In TargetInstrinfo::insertIndirectBranch(), targets first optionally build the restore block, then build the indirect branch points to the restore block. The deduplication is only possible in the middle of the two processes. Both two processes may be heavy (for example SIInstrinfo::insertIndirectBranch()). I think splitting insertIndirectBranch() into two functions is not a good idea because it will increase the complexity for targets doesn't need any restore block.

piggynl updated this revision to Diff 493973.Feb 1 2023, 8:39 AM

Update code and tests for LoongArch.

luke957 removed a subscriber: luke957.Feb 2 2023, 11:30 PM

Ping for review :)

foad added inline comments.Feb 28 2023, 2:23 AM
llvm/include/llvm/CodeGen/TargetInstrInfo.h
600–605

The new argument needs documentation.

llvm/lib/Target/AMDGPU/SIInstrInfo.cpp
2432

Why is this removed?

piggynl updated this revision to Diff 501746.Mar 1 2023, 10:43 PM

Add a comment about parameter DeduplicateRestoreBB of function insertIndirectBranch.

piggynl marked 2 inline comments as done.Mar 1 2023, 10:43 PM
piggynl added inline comments.
llvm/lib/Target/AMDGPU/SIInstrInfo.cpp
2432

Because D106449 has already addressed this case.

foad added inline comments.Mar 2 2023, 3:21 AM
llvm/lib/Target/AMDGPU/SIInstrInfo.cpp
2432

Then please commit it separately.

piggynl updated this revision to Diff 501896.Mar 2 2023, 9:45 AM
piggynl marked an inline comment as done.

Split irrelevant comments change to 8fccdfa.

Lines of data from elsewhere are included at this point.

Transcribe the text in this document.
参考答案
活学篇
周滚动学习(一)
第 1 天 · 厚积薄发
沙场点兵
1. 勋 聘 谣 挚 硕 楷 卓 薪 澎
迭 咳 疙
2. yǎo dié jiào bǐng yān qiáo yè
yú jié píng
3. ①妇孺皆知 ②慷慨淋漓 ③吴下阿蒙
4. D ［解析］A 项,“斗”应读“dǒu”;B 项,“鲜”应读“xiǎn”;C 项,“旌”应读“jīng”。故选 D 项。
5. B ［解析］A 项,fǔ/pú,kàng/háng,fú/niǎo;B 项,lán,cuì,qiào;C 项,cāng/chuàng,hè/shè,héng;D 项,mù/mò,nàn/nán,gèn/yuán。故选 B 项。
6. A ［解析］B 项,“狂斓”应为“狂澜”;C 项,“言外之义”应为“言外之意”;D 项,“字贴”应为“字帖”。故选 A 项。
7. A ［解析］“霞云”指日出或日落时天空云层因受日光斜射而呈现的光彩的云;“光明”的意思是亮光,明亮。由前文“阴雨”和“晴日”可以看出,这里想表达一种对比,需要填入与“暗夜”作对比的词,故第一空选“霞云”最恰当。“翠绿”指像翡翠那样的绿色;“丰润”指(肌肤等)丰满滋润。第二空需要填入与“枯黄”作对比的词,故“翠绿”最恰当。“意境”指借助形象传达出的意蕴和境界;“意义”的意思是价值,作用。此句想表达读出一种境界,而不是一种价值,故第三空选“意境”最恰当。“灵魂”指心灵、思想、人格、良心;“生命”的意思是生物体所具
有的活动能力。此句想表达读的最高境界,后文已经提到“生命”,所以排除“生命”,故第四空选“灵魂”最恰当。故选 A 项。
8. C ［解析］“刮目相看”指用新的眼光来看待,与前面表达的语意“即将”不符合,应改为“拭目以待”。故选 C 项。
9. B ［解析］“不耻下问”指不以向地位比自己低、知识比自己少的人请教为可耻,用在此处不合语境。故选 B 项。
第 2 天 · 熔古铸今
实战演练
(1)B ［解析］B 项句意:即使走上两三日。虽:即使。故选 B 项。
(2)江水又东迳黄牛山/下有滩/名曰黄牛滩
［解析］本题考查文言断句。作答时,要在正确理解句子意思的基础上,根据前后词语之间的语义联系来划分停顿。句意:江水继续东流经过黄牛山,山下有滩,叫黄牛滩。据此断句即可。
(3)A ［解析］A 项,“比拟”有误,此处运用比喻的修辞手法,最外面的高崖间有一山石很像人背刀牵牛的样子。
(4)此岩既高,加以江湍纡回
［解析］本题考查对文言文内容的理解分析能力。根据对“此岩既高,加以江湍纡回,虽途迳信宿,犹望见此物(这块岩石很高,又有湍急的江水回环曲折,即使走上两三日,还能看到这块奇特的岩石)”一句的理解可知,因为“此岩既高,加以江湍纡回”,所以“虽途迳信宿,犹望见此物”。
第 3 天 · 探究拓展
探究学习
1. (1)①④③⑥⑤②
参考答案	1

piggynl marked an inline comment as done.Mar 2 2023, 9:46 AM

Hi, is there anything else I can improve?

qcolombet added inline comments.Mar 15 2023, 1:34 AM
llvm/lib/CodeGen/BranchRelaxation.cpp
103

Could we bail out on that or at least assert?

dhoekwater added inline comments.Aug 31 2023, 5:30 PM
llvm/include/llvm/CodeGen/TargetInstrInfo.h
600–605

Is it necessary to modify the interface of this function in this way? Since you're delegating the "is the new restore block identical to any old ones?" logic to the caller anyway, why not leave the caller responsible for deduplicating blocks?

If you were to add a new virtual void retargetIndirectBranch(MachineBasicBlock &MBB, MachineBasicBlock &NewDestBB) hook to TargetInstrInfo, you could keep the deduplication logic one level up by doing something like:

insertIndirectBranch(...);
if (!restoreBlock->empty() && isDuplicate(restoreBlock))
  retargetIndirectBranch(MBB, duplicateRestoreBlock);